Vorgestellt wird dieses Mal der Horch-Kübelwagen, der von 1934-37 in rund 4.500 Exemplaren entstand. Die Grundlage dafür lieferte der zivile Horch 830. Ein Cabriolet des Typs wurde in diesem Blog bereits besprochen (Bildbericht).

Folgende Originalaufnahme einer unbekannten Einheit irgendwo an der Ostfront zeigt gleich zwei dieser als Horch 830 R bezeichneten Kübelwagen:

Horch_Kübelwagen_2

© Horch 830 R Kübelwagen; Originalaufnahme aus Sammlung Michael Schlenger

Hier sieht man, wie stark die Frontpartie des Militärmodells von der zivilen Variante beeinflusst war. Die Vorderschutzbleche mit den im Gelände eher hinderlichen Seitenschürzen (später entfallen), die anfangs verbauten Trittbretter (rechtes Fahrzeug), die aufwendige Kühlermaske und die geprägten Radkappen zeigen, dass hier praktischen Erfordernissen nur bedingt Rechnung getragen wurde.

Von einem Luxuswagenhersteller wie Horch war in Friedenszeiten auch kaum zu erwarten, dass er von sich aus zu radikal einfachen, fronttauglichen und materialsparenden Lösungen finden würde, wie das später im Krieg der Fall war.

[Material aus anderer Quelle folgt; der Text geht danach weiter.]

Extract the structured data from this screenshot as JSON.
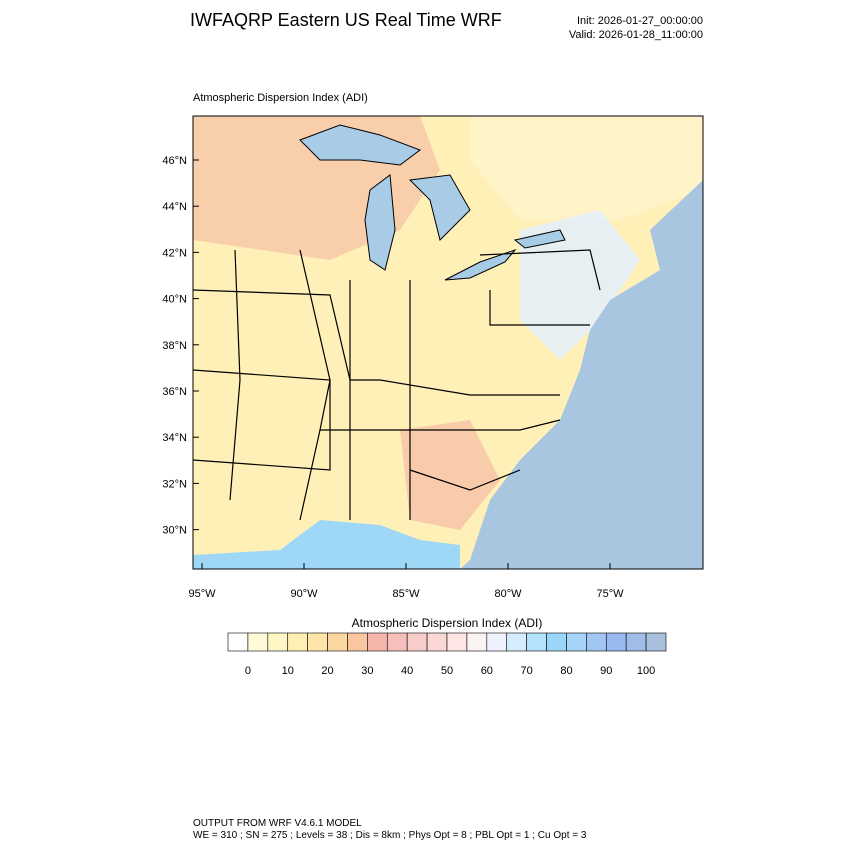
{
  "header": {
    "title": "IWFAQRP Eastern US Real Time WRF",
    "init": "Init: 2026-01-27_00:00:00",
    "valid": "Valid: 2026-01-28_11:00:00"
  },
  "map": {
    "title": "Atmospheric Dispersion Index   (ADI)",
    "lat_labels": [
      "46°N",
      "44°N",
      "42°N",
      "40°N",
      "38°N",
      "36°N",
      "34°N",
      "32°N",
      "30°N"
    ],
    "lon_labels": [
      "95°W",
      "90°W",
      "85°W",
      "80°W",
      "75°W"
    ]
  },
  "colorbar": {
    "title": "Atmospheric Dispersion Index  (ADI)",
    "range": [
      -5,
      105
    ],
    "ticks": [
      0,
      10,
      20,
      30,
      40,
      50,
      60,
      70,
      80,
      90,
      100
    ],
    "colors": [
      "#ffffff",
      "#fffbd8",
      "#fff6c4",
      "#ffefb4",
      "#ffe6a8",
      "#fdd7a0",
      "#f9c6a0",
      "#f5b6ac",
      "#f5c0bc",
      "#f8ccc8",
      "#fad8d6",
      "#fde6e4",
      "#fbf4f4",
      "#eef2ff",
      "#d4ecfc",
      "#b4e2fc",
      "#9ad6fa",
      "#a6d4f6",
      "#a2c6f2",
      "#98baee",
      "#a0bce8",
      "#a8c0dc"
    ]
  },
  "footer": {
    "line1": "OUTPUT FROM WRF V4.6.1 MODEL",
    "line2": "WE = 310 ; SN = 275 ; Levels = 38 ; Dis = 8km ; Phys Opt = 8 ; PBL Opt = 1 ; Cu Opt = 3"
  }
}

Die Soldaten, die von ihrer Führung mit solchen schweren, kaum geländetauglichen, technisch komplexen und durstigen Vehikeln in den Kampf geschickt wurden, waren ohnehin nicht gefragt worden. Gleichwohl genossen die mit 8-Zylinder-Motoren (60-70 PS) ausgestatteten Horch-Kübelwagen erhebliches Prestige.

Dafür sprechen zahlreiche Fotos aus der Zeit des 2. Weltkriegs, auf denen deutsche Landser vor solchen Gefährten posieren. Hier ein Beispiel:

Horch_Kübelwagen

© Horch 830 R Kübelwagen; Originalaufnahme aus Sammlung Michael Schlenger

Der Horch steht ganz im Mittelpunkt dieser Aufnahme, die der Fotograf schön arrangiert hat. Das Bild lässt bei genauem Hinsehen die typischen Elemente des Horch-Kübelwagens und für den Einsatz benötigtes Zubehör erkennen.

Werfen wir einen näheren Blick auf die Frontpartie des Wagens:

Horch_Kübelwagen_FrontIm oberen Bereich der Kühlermaske ist das Markenemblem von Horch, ein gekröntes „H“ zu erkennen. Leider fehlen die vier Auto-Union-Ringe, die im oberen Drittel auf der Mittelstrebe befestigt waren. Sie sind auf den meisten zeitgenössischen Fotos dieses Typs vorhanden, scheinen hier aber bereits verlorengegangen zu sein.

Das Nummernschild verweist auf die Zugehörigkeit zum Heer (WH=Wehrmacht Heer) und die mit 15 beginnende sechsstellige Ziffernfolge auf den Wehrkreis XV Jena, wo die entsprechende Einheit aufgestellt worden war.

Interessant sind die beiden zusammengerollten Bündel aus mit Draht verbundenen Ästen. Sie sollten es einem in morastigem Gelände festgefahrenen Fahrzeug ermöglichen, sich aus eigener Kraft wieder zu befreien. Dazu wurde die Konstruktion ausgerollt und quasi als Miniaturbohlenweg vor die Antriebsräder gelegt.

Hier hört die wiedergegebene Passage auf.